2015年4月24日 星期五

1950s Part 5: Land reform

 Land reform, more like robbing Peter to pay Paul
Paul now owned a brick house with stone pillars and a water buffalo
and Peter, worthless stocks of unprofitable nationalized corporations
Source: http://taipics.com/mediapubs_development.php
In 1953, 耕者有其田條例 was enacted. Many, to this day, still believe that this was a governmental benevolent policy (德政). Indeed, 300,000 tenant-farmer families had reaped the benefits; even though it came at a hefty price to others that had been haplessly classified as landlords.
Taiwan land reform working manual, Feb 1953
The definition of Landlord in China had evolved with time:
(1) In 1928, a small landlord was one who owned around 3.07 hectares of land. By this standard, only 6.77% of Taiwan's peasant households in the early 1950s qualified.
(2) In 1933, the threshold was changed to 5.12 hectares. And 2.88% of Taiwan's landowners would have qualified.
(3) In 1941, the definition again changed to an ownership of 18.41 hectares, only 0.9% of Taiwan's farming households would have qualified.
In other words, unlike China, there were very few mega-landlords in Taiwan.

Land reform was a policy of the utmost import in China. Whoever won the hearts and minds of the peasants would rule China. The slogan 耕者有其田 (land solely for tillers) was actually shared by both CCP and KMT. This photo was taken in the "liberated areas" in China in 1947:
土地法大纲公布后,解放区农民行动起来,为实现“耕者有其田”而斗争
The CCP mode was a bloody one, with the "evil" mega-landlords totally eliminated in the 50s. When the KMT carried out the land reform in Taiwan, a landlord is now defined as anyone who rented out land regardless of the acreage. With this, 106,049 households with more than 2 million people were affected, and many became destitute from the loss of their major even the only income.

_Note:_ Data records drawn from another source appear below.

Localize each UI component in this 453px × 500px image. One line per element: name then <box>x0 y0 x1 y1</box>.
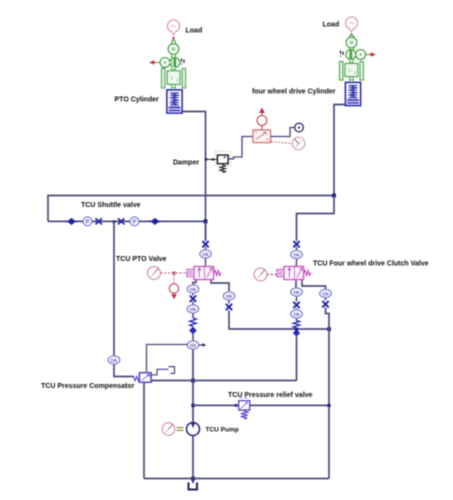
damper dashed frame <box>216 151 232 166</box>
wire X to Db PTO column <box>205 247 207 250</box>
red circle with arrow above <box>257 109 267 131</box>
wire compensator drain <box>143 382 145 479</box>
svg-text:Db: Db <box>190 307 196 312</box>
wire col4 X jog down <box>326 308 330 330</box>
wire Db to PTO valve top <box>205 258 207 267</box>
pressure sensor circle <box>295 123 303 131</box>
wire tank stub <box>192 479 194 484</box>
wire relief valve line left <box>193 404 239 406</box>
check valve col1 spring <box>190 318 197 326</box>
sensor Db col3 a <box>291 288 303 296</box>
wire col3 X-Db <box>296 309 298 311</box>
wire col2 Db-X <box>228 300 230 304</box>
svg-text:Db: Db <box>226 294 232 299</box>
wire col1 X-Db <box>192 302 194 306</box>
wire PTO valve left out <box>193 280 196 286</box>
svg-text:TCU Pressure relief valve: TCU Pressure relief valve <box>228 392 313 399</box>
signal dashed 4WD gauge to valve <box>267 274 277 276</box>
end stop marks right <box>341 51 344 57</box>
wire col2 X down and right to col4 line <box>229 311 329 330</box>
orifice X col1 <box>190 296 196 302</box>
wire relief valve line right <box>250 404 329 406</box>
wire red valve to pressure sensor <box>271 128 295 137</box>
node junction 4WD top <box>332 194 336 198</box>
svg-text:P: P <box>86 220 90 226</box>
node signal tee PTO <box>173 272 176 275</box>
clutch symbol left <box>170 58 180 68</box>
wire compensator output line <box>151 380 297 382</box>
orifice X main PTO column <box>202 241 208 247</box>
sensor Db 4WD column <box>291 250 303 258</box>
wire right return down <box>328 329 330 479</box>
load source left <box>168 20 180 35</box>
relief valve spring <box>241 410 248 419</box>
gauge 4WD signal source <box>254 268 267 281</box>
svg-text:TCU PTO Valve: TCU PTO Valve <box>116 256 167 263</box>
sensor P left <box>83 217 92 226</box>
pump signal link <box>177 428 184 431</box>
sensor Db col1 a <box>187 285 199 293</box>
wire 4WD valve right out <box>302 280 326 290</box>
tank symbol <box>189 483 198 490</box>
wire 4WD cylinder down <box>334 105 346 196</box>
svg-text:Load: Load <box>186 28 203 35</box>
wire pump to bottom <box>192 436 194 479</box>
sensor Db shuttle drop <box>108 356 120 364</box>
red accumulator charge valve <box>253 130 271 143</box>
node junction col4 line <box>327 327 331 331</box>
svg-text:Db: Db <box>190 343 196 348</box>
node junction shuttle-main <box>204 219 208 223</box>
shuttle diamond left <box>65 218 78 224</box>
wire col1 check to Db node <box>192 334 194 341</box>
compensator pilot bracket <box>151 367 175 375</box>
node junction compensator line <box>191 379 195 383</box>
svg-text:Db: Db <box>322 292 328 297</box>
sensor Db col1 node <box>187 341 199 349</box>
shuttle diamond right <box>149 218 162 224</box>
red link left load <box>172 36 175 41</box>
damper valve <box>218 155 229 163</box>
wire col4 Db-X <box>325 298 327 301</box>
node shuttle tee <box>112 220 115 223</box>
damper spring <box>220 164 225 173</box>
check valve col3 poppet <box>293 330 301 337</box>
relief valve inlet dot <box>235 404 238 407</box>
end stop marks left <box>182 59 185 65</box>
sensor Db col2 <box>223 292 235 300</box>
orifice X col4 <box>322 301 328 307</box>
wire PTO valve right out <box>211 280 229 292</box>
compensator spring <box>134 376 140 381</box>
wire pilot from Db node to compensator top <box>147 345 189 373</box>
mass assembly left <box>162 67 186 89</box>
pump TCU Pump <box>187 423 200 436</box>
wire main line shuttle to PTO valve <box>205 221 207 241</box>
green node circle left <box>157 58 170 68</box>
force input arrow right <box>369 53 375 56</box>
constant source red circle <box>169 275 178 299</box>
svg-text:Db: Db <box>202 252 208 257</box>
wire col1 Db node down to pump <box>192 349 194 423</box>
orifice X1 shuttle <box>96 218 102 224</box>
wire col1 Db-spring <box>192 313 194 318</box>
signal arrow from Db node <box>199 343 206 347</box>
svg-text:Db: Db <box>111 358 117 363</box>
node junction pump bottom <box>191 477 195 481</box>
relief valve body <box>239 401 250 410</box>
valve U2 spring <box>304 271 312 276</box>
signal dashed PTO gauge to valve <box>161 272 187 274</box>
wire box top line <box>48 196 334 222</box>
wire shuttle center drop <box>113 221 115 356</box>
load source right <box>346 17 358 32</box>
wire 4WD valve left out <box>295 280 297 289</box>
gauge near red valve <box>292 137 304 149</box>
svg-text:Db: Db <box>293 253 299 258</box>
check valve col3 spring <box>293 321 300 329</box>
wire 4WD valve feed <box>297 196 335 242</box>
orifice X col2 <box>226 304 232 310</box>
sensor Db col4 <box>320 289 332 297</box>
orifice X2 shuttle <box>118 218 124 224</box>
wire shuttle row <box>48 220 206 222</box>
sensor Db main PTO column <box>200 250 212 258</box>
green node circle right <box>356 50 369 60</box>
4WD cylinder <box>346 80 361 106</box>
svg-text:Db: Db <box>190 287 196 292</box>
green rotary right <box>346 36 357 51</box>
valve U1 solenoid <box>187 270 194 277</box>
svg-text:four wheel drive Cylinder: four wheel drive Cylinder <box>252 89 336 96</box>
sensor P right <box>130 217 139 226</box>
valve U1 TCU PTO valve body <box>194 264 214 283</box>
sensor Db col1 b <box>187 305 199 313</box>
wire bottom return <box>144 478 329 480</box>
node junction col3 on line <box>295 328 298 331</box>
wire PTO cylinder to main line <box>182 112 206 242</box>
green rotary left <box>168 41 179 58</box>
wire col3 Db-X <box>296 296 298 302</box>
svg-text:TCU Shuttle valve: TCU Shuttle valve <box>81 202 141 209</box>
clutch symbol right <box>346 50 356 60</box>
gauge PTO signal source <box>148 267 161 280</box>
orifice X col3 <box>293 302 299 308</box>
svg-text:PTO Cylinder: PTO Cylinder <box>115 97 159 104</box>
wire col3 check down to compensator line <box>296 337 298 381</box>
orifice X 4WD column <box>293 241 299 247</box>
signal dashed red valve to gauge <box>271 142 291 144</box>
mass assembly right <box>340 59 364 80</box>
relief valve dashes <box>240 397 248 399</box>
svg-text:Db: Db <box>293 312 299 317</box>
wire Db to compensator <box>114 364 134 377</box>
svg-text:Load: Load <box>323 22 340 29</box>
force input arrow left <box>150 61 157 64</box>
svg-text:TCU Pressure Compensator: TCU Pressure Compensator <box>41 383 135 390</box>
node junction relief right <box>327 404 330 407</box>
wire col3 Db-spring <box>296 318 298 321</box>
svg-text:Damper: Damper <box>173 160 199 167</box>
pump gauge <box>162 423 175 436</box>
red link right load <box>350 33 353 38</box>
compensator valve <box>140 373 152 382</box>
wire 4WD X to Db <box>296 247 298 251</box>
valve U2 solenoid <box>277 270 284 277</box>
check valve col1 poppet <box>189 327 197 335</box>
damper link <box>205 158 218 161</box>
wire damper to red valve <box>228 137 253 159</box>
sensor Db col3 b <box>291 310 303 318</box>
PTO cylinder <box>167 88 182 114</box>
svg-text:Db: Db <box>293 290 299 295</box>
svg-text:TCU Four wheel drive Clutch Va: TCU Four wheel drive Clutch Valve <box>313 261 429 268</box>
svg-text:P: P <box>133 220 137 226</box>
node junction relief line <box>191 404 195 408</box>
svg-text:TCU Pump: TCU Pump <box>206 427 239 434</box>
wire col1 Db-X <box>192 293 194 296</box>
valve U1 spring <box>214 271 222 276</box>
wire 4WD Db to valve top <box>296 259 298 267</box>
valve U2 TCU 4WD clutch valve body <box>284 264 304 283</box>
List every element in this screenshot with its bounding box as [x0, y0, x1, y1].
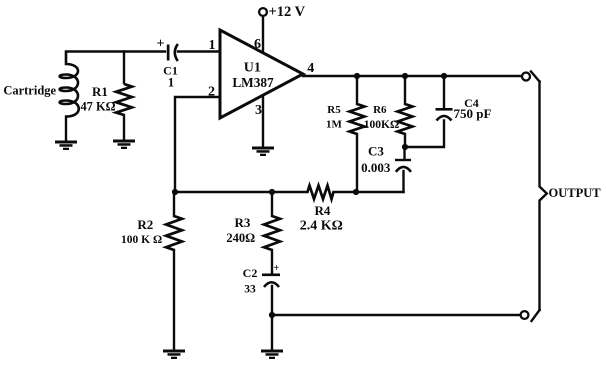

Was there such a need for land reform as that in Communist China? Political, sociological, and economical analyses and debates abound these days. The simple fact remains that there was not much of a difference in wealth between the land owners and the hired farmers by the 1950s. Starting in the 1920s, through education, many owners had become white collar workers and moved away. And for a multitude of reasons, there were also households with no menfolks to work the fields. These owners leased out often their inherited family plots to those farming neighbors. Changes in the employment structure in 1946 and the monetary system in 1949 had ensured financial ruin of Taiwanese "landlords". Worse, under the robbing Peter to pay Paul land grab, Peter was compensated with stocks worth 1/10 of their face values, issued by nationalized corporations that never turned a profit. At least only livelihood, not lives, was lost.

This land reform was in fact the biggest property transfer in modern Taiwan history. Also neglected was what would happen to the land if the tenant-farmer-turned-land-owners decided to get out of farming. In the past 60 years, they had been selling off the land for industrial or residential development, first a trickle, increasingly, to a torrent in recent years, and a crop of nouveau riche is born.